No
trabalho tumultuado de cortar e de cuidar da baleia, há muita
correria de lá para cá em meio à tripulação. Ora os marinheiros
são necessários em um lugar, ora são chamados em outro lugar.
Ninguém pára em lugar algum; pois tudo tem de ser feito ao mesmo
tempo e em toda parte. Acontece o mesmo com quem pretende descrever a
cena. É preciso que voltemos um pouco. Foi mencionado que antes de
começar a cortar o dorso da baleia se coloca um gancho no buraco
original feito pelas pás dos imediatos. Mas como se pode fixar o
gancho no buraco de um volume tão desajeitado e pesado? Ele foi
colocado ali pelo meu dileto amigo Queequeg, cujo dever, como
arpoador, era subir no dorso do monstro com o referido propósito.
Mas em muitos casos as circunstâncias exigem que o arpoador
permaneça na baleia até que a operação de despelar e de esfolar
termine. A baleia, bom que se observe, está quase inteiramente
submersa, salvo as partes nas quais se está trabalhando. Ali,
portanto, a dez pés abaixo do nível do convés, o pobre arpoador
mal se sustenta, parte sobre a baleia e parte na água, enquanto a
enorme massa se revolve como um moinho abaixo dele. Nessa presente
ocasião, Queequeg vestia roupas da Highland – uma saia e meias –
nas quais aos meus olhos, pelo menos, parecia insolitamente elegante;
e ninguém teve oportunidade melhor de observá-lo, como se verá em
seguida.
Sendo
o proeiro do selvagem, ou seja, o sujeito que manobrava o remo de
proa em seu bote (o segundo da frente para trás), era meu prazeroso
dever ajudá-lo em sua difícil escalada sobre o dorso da baleia
morta. Você já viu meninos italianos tocadores de realejo segurando
um macaquinho com um cordão comprido. Do mesmo jeito, do costado
íngreme do navio, segurei Queequeg lá embaixo no mar, por meio do
que, na pescaria, é tecnicamente chamado de corda de macaco, presa a
um cinto de lona forte amarrado ao redor de sua cintura.
Era
uma tarefa engraçada e perigosa para nós dois. Pois, antes de
prosseguir, é preciso dizer que a corda de macaco estava presa às
duas extremidades; presa ao cinto largo de lona de Queequeg e presa
ao meu cinto estreito de couro. De modo que, para o bem ou para o
mal, nós dois, naquele momento, estávamos unidos; e caso o coitado
do Queequeg afundasse para não voltar mais, tanto o costume quanto a
honra exigiam que, em vez de cortar a corda, ela deveria me arrastar
junto a ele. Assim, portanto, uma alongada ligadura Siamesa nos unia.

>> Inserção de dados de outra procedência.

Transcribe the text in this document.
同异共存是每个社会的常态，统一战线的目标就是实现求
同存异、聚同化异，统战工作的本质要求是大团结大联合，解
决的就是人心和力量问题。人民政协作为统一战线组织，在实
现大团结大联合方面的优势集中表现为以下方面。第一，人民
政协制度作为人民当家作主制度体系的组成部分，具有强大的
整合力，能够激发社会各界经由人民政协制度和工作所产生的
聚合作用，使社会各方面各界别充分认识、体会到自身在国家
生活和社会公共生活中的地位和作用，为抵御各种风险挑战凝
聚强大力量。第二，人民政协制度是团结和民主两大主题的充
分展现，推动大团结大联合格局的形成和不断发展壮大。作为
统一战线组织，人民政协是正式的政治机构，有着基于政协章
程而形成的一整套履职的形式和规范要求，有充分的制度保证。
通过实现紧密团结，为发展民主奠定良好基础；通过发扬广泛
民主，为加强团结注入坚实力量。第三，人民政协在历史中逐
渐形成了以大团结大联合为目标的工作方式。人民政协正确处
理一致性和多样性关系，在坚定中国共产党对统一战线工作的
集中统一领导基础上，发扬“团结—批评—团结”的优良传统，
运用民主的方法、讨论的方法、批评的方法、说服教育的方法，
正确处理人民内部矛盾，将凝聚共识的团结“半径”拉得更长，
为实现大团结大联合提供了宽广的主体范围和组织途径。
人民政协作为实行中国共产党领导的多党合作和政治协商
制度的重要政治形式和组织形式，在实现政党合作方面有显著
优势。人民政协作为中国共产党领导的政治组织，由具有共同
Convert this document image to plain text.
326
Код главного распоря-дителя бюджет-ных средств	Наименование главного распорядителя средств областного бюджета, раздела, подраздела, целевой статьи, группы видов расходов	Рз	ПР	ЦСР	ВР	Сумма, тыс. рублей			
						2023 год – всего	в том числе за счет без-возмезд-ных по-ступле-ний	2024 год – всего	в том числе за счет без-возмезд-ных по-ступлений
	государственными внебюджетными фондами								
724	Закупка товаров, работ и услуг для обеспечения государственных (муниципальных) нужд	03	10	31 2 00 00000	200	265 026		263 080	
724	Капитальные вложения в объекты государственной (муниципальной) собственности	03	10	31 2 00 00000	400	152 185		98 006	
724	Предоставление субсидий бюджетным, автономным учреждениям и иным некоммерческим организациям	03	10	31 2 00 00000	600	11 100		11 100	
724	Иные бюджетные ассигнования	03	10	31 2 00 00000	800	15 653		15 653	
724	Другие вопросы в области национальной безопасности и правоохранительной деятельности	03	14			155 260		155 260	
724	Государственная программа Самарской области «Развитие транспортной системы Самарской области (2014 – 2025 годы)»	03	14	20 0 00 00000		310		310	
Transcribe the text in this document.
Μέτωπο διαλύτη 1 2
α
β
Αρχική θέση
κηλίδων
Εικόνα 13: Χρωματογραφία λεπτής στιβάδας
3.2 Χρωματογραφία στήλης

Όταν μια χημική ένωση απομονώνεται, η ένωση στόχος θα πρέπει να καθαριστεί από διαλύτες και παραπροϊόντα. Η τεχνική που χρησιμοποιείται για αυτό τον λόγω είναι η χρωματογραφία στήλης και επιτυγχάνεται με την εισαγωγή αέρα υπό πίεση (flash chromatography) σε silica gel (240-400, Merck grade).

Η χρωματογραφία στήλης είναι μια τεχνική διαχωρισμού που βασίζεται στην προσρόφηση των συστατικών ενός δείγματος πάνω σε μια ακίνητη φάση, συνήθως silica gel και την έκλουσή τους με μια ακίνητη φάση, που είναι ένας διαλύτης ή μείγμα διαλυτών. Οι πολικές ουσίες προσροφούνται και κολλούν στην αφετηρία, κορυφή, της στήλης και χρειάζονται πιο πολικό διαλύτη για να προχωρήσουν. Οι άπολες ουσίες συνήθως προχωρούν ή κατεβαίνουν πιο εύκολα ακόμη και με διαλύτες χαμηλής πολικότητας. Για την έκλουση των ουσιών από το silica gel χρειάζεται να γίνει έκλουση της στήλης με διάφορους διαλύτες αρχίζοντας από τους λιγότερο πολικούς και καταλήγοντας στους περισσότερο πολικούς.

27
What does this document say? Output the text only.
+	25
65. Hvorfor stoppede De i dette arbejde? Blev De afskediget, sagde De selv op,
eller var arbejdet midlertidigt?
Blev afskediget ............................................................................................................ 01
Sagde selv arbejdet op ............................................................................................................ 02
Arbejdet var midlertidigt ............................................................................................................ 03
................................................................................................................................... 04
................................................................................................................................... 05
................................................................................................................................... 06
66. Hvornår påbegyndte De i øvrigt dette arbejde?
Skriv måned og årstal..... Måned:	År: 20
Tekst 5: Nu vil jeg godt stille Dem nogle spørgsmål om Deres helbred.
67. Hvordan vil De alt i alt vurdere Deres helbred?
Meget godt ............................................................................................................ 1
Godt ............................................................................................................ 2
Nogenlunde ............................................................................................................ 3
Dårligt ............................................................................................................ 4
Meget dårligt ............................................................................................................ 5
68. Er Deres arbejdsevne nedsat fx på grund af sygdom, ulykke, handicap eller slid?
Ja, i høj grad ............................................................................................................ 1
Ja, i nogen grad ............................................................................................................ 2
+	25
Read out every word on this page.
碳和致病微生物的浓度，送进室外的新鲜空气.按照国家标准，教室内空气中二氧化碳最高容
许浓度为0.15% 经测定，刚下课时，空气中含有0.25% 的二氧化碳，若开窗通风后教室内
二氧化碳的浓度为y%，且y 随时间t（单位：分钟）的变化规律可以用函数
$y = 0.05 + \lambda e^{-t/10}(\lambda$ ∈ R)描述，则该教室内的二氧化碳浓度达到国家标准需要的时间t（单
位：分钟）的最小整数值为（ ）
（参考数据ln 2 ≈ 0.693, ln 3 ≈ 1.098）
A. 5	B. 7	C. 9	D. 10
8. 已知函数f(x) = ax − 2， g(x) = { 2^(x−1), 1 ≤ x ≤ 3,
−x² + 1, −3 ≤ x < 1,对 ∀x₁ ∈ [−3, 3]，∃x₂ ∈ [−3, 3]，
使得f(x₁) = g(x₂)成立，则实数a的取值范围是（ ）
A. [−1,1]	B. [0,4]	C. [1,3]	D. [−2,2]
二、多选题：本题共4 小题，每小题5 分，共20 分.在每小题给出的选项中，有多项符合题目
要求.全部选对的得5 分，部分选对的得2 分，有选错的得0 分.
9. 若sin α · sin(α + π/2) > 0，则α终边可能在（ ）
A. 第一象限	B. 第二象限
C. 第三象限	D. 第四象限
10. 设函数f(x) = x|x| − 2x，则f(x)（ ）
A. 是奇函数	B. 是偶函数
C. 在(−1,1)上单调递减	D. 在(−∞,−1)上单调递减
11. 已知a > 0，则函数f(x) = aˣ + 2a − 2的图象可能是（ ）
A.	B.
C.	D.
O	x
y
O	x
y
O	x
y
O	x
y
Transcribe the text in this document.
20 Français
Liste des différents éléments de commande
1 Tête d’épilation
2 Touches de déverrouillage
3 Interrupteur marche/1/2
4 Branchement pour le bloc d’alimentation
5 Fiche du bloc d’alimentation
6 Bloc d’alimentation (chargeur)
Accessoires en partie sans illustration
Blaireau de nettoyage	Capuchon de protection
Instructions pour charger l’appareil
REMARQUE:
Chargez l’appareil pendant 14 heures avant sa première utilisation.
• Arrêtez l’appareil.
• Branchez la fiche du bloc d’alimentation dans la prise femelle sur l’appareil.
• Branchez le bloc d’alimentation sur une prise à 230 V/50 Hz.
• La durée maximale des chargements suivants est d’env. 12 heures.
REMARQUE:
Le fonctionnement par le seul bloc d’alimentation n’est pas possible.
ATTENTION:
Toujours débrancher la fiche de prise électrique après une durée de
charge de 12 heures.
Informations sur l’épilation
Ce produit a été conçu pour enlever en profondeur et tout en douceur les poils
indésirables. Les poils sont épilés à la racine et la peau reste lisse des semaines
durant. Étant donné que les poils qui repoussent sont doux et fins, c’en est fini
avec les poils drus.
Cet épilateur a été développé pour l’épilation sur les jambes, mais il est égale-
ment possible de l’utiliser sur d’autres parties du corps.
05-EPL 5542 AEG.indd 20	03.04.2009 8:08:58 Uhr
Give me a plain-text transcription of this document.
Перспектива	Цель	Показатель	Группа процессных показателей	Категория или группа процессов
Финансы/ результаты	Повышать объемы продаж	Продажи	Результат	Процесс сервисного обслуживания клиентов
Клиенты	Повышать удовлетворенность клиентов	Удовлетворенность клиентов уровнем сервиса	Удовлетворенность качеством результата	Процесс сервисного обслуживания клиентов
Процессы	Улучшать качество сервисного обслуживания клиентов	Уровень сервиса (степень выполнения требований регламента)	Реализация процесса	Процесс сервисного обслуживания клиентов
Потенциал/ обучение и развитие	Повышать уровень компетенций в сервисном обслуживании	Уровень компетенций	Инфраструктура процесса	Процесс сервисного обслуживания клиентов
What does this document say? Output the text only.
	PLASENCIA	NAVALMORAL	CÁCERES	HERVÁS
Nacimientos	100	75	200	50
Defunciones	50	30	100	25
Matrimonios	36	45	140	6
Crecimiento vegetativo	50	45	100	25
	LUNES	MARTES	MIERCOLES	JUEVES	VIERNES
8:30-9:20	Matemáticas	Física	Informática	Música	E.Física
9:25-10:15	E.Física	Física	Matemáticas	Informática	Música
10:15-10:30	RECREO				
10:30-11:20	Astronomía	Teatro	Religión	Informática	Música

Queequeg era meu inseparável irmão gêmeo; nem podia eu, de forma
alguma, livrar-me das perigosas responsabilidades que o liame de
cânhamo envolvia.
De
modo tão intenso e metafísico eu compreendia minha situação que,
enquanto vigiava diligentemente seus movimentos, parecia perceber com
clareza que minha própria individualidade havia se fundido com outra
numa sociedade conjunta de ações: que meu livre-arbítrio recebera
um golpe mortal; e que o erro ou azar do outro poderia me dragar, um
inocente como eu, para um desastre ou morte imerecida.
Consequentemente, vi que aquilo era uma espécie de interregno da
Providência; pois sua justiça sempre presente jamais poderia ter
sancionado uma injustiça tão flagrante. E seguindo adiante em meus
pensamentos – enquanto às vezes o puxava de entre a baleia e o
navio, que ameaçava esmagá-lo –, repito, seguindo adiante em meus
pensamentos, percebi que essa minha situação era rigorosamente
igual à de todo mortal que respira; apenas, na maioria dos casos, de
um modo ou de outro ele tem essa ligação Siamesa com vários outros
mortais. Se seu banqueiro falir, você quebra; se seu boticário por
engano colocar veneno em suas pílulas, você morre. Claro, você
pode achar que, com extremo cuidado, possivelmente se escapa dessas e
de uma infinidade de outras fatalidades da vida. Mas, mesmo lidando
tão cuidadosamente com a corda de macaco de Queequeg quanto
possível, às vezes ele lhe dava trancos tão fortes que fiquei
muito perto de cair para fora do barco. Tampouco podia esquecer que,
fizesse o que fosse, eu tinha apenas o controle de uma das suas
pontas.
Antes
dei a entender que tinha de puxar com frequência o coitado do
Queequeg de entre a baleia e o navio – onde vez por outra caía por
conta do incessante balançar e rolar de ambos. Mas esse não era o
único risco de ser esmagado a que estava exposto. Em nada
amedrontados pelo massacre perpetrado à noite, os tubarões,
refeitos em suas forças e ainda mais atraídos pelo sangue outrora
encerrado que começava a fluir da carcaça – as furiosas criaturas
se aglomeravam em torno da carcaça como abelhas em torno da colmeia.
E
bem no centro desses tubarões estava Queequeg; que muitas vezes
tentava afastá-los batendo com seus pés instáveis. Uma coisa
incrível é que, se não atraído por uma presa como uma baleia
morta, o de outro modo ecumenicamente carnívoro tubarão raras vezes
ataca o homem.
Não
obstante, pode-se bem acreditar que, uma vez que tivessem se posto
ali com tanta voracidade, seria prudente ficar bem atento a eles.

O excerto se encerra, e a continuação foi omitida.